Abrindo mão da lei em nome de “situações excepcionais”
No dia 22 de setembro, a Corte Especial do TRF4 manteve por 13 votos a um o arquivamento da representação dos advogados. O relator do processo, desembargador Rômulo Pizzolatti, disse que não viu indícios da prática de infração por parte de Moro e reivindicou a noção de estado de exceção para justificar as práticas do juiz de Curitiba. Para Pizzolatti, a Operação Lava Jato “constitui um caso inédito no Direito brasileiro, com situações que escapam ao regramento genérico destinado aos casos comuns”. Na conclusão de seu voto, o relator diz que o “ineditismo” da Lava Jato “traz problemas inéditos e exige soluções inéditas”.

Único voto contrário na decisão do TRF, o desembargador Rogério Favreto considerou inadequada a invocação da teoria do estado de exceção, sustentada por Eros Roberto Grau em alguns votos no Supremo Tribunal Federal e reivindicada pelo relator para a adoção de “soluções inéditas”. “O Poder Judiciário deve deferência aos dispositivos legais e constitucionais, sobretudo naquilo em que consagram direitos e garantias fundamentais. Sua não observância em domínio tão delicado como o Direito Penal, evocando a teoria do estado de exceção, pode ser temerária se feita por magistrado sem os mesmos compromissos democráticos do eminente relator”, advertiu Favreto.

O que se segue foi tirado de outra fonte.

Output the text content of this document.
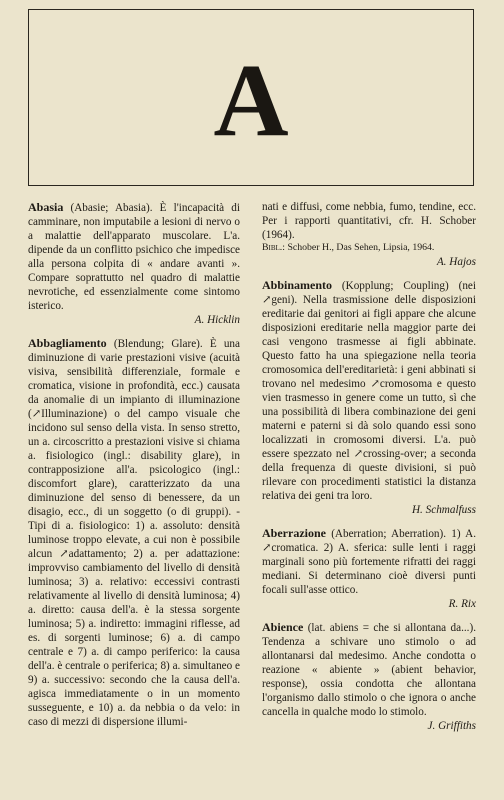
A

Abasia (Abasie; Abasia). È l'incapacità di camminare, non imputabile a lesioni di nervo o a malattie dell'apparato muscolare. L'a. dipende da un conflitto psichico che impedisce alla persona colpita di « andare avanti ». Compare soprattutto nel quadro di malattie nevrotiche, ed essenzialmente come sintomo isterico.

A. Hicklin

Abbagliamento (Blendung; Glare). È una diminuzione di varie prestazioni visive (acuità visiva, sensibilità differenziale, formale e cromatica, visione in profondità, ecc.) causata da anomalie di un impianto di illuminazione (↗Illuminazione) o del campo visuale che incidono sul senso della vista. In senso stretto, un a. circoscritto a prestazioni visive si chiama a. fisiologico (ingl.: disability glare), in contrapposizione all'a. psicologico (ingl.: discomfort glare), caratterizzato da una diminuzione del senso di benessere, da un disagio, ecc., di un soggetto (o di gruppi). - Tipi di a. fisiologico: 1) a. assoluto: densità luminose troppo elevate, a cui non è possibile alcun ↗adattamento; 2) a. per adattazione: improvviso cambiamento del livello di densità luminosa; 3) a. relativo: eccessivi contrasti relativamente al livello di densità luminosa; 4) a. diretto: causa dell'a. è la stessa sorgente luminosa; 5) a. indiretto: immagini riflesse, ad es. di sorgenti luminose; 6) a. di campo centrale e 7) a. di campo periferico: la causa dell'a. è centrale o periferica; 8) a. simultaneo e 9) a. successivo: secondo che la causa dell'a. agisca immediatamente o in un momento susseguente, e 10) a. da nebbia o da velo: in caso di mezzi di dispersione illumi-

nati e diffusi, come nebbia, fumo, tendine, ecc. Per i rapporti quantitativi, cfr. H. Schober (1964).

Bibl.: Schober H., Das Sehen, Lipsia, 1964.

A. Hajos

Abbinamento (Kopplung; Coupling) (nei ↗geni). Nella trasmissione delle disposizioni ereditarie dai genitori ai figli appare che alcune disposizioni ereditarie nella maggior parte dei casi vengono trasmesse ai figli abbinate. Questo fatto ha una spiegazione nella teoria cromosomica dell'ereditarietà: i geni abbinati si trovano nel medesimo ↗cromosoma e questo vien trasmesso in genere come un tutto, sì che una possibilità di libera combinazione dei geni materni e paterni si dà solo quando essi sono localizzati in cromosomi diversi. L'a. può essere spezzato nel ↗crossing-over; a seconda della frequenza di queste divisioni, si può rilevare con procedimenti statistici la distanza relativa dei geni tra loro.

H. Schmalfuss

Aberrazione (Aberration; Aberration). 1) A. ↗cromatica. 2) A. sferica: sulle lenti i raggi marginali sono più fortemente rifratti dei raggi mediani. Si determinano cioè diversi punti focali sull'asse ottico.

R. Rix

Abience (lat. abiens = che si allontana da...). Tendenza a schivare uno stimolo o ad allontanarsi dal medesimo. Anche condotta o reazione « abiente » (abient behavior, response), ossia condotta che allontana l'organismo dallo stimolo o che ignora o anche cancella in qualche modo lo stimolo.

J. Griffiths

“A Constituição existe para nos proteger do canto das sereias”
Na mesma linha, o advogado Lenio Streck, membro da Comissão Permanente de Direito Constitucional do Instituto dos Advogados Brasileiros (IAB), questiona: “Quem vai nos proteger disso que criamos no sistema de justiça? Nenhum país do mundo admitiria que um juiz fizesse uma escuta da presidente da República e divulgasse o conteúdo dessa escuta na mídia”. Streck lembra uma passagem da mitologia grega para falar o valor da Constituição contra a ideia de “abrir mão dela” em situações excepcionais:

“É a história de Ulisses e sua tentativa de retornar à Ítaca. Ele ordenou aos seus homens que o amarrassem no mastro do navio e não obedecessem a nenhuma outra ordem que ele desse depois dessa. A sobrevivência dele dependia de que o amarrassem ao mastro e não o soltassem, mesmo que ele ordenasse isso depois. ‘As correntes me salvarão do canto das sereias’, disse Ulisses. Pois essas correntes representam o valor da Constituição. A Constituição existe para nos proteger do canto das sereias. Ela é contra majoritária. Foi feita para nos proteger de maiorias eventuais que podem nos destruir”.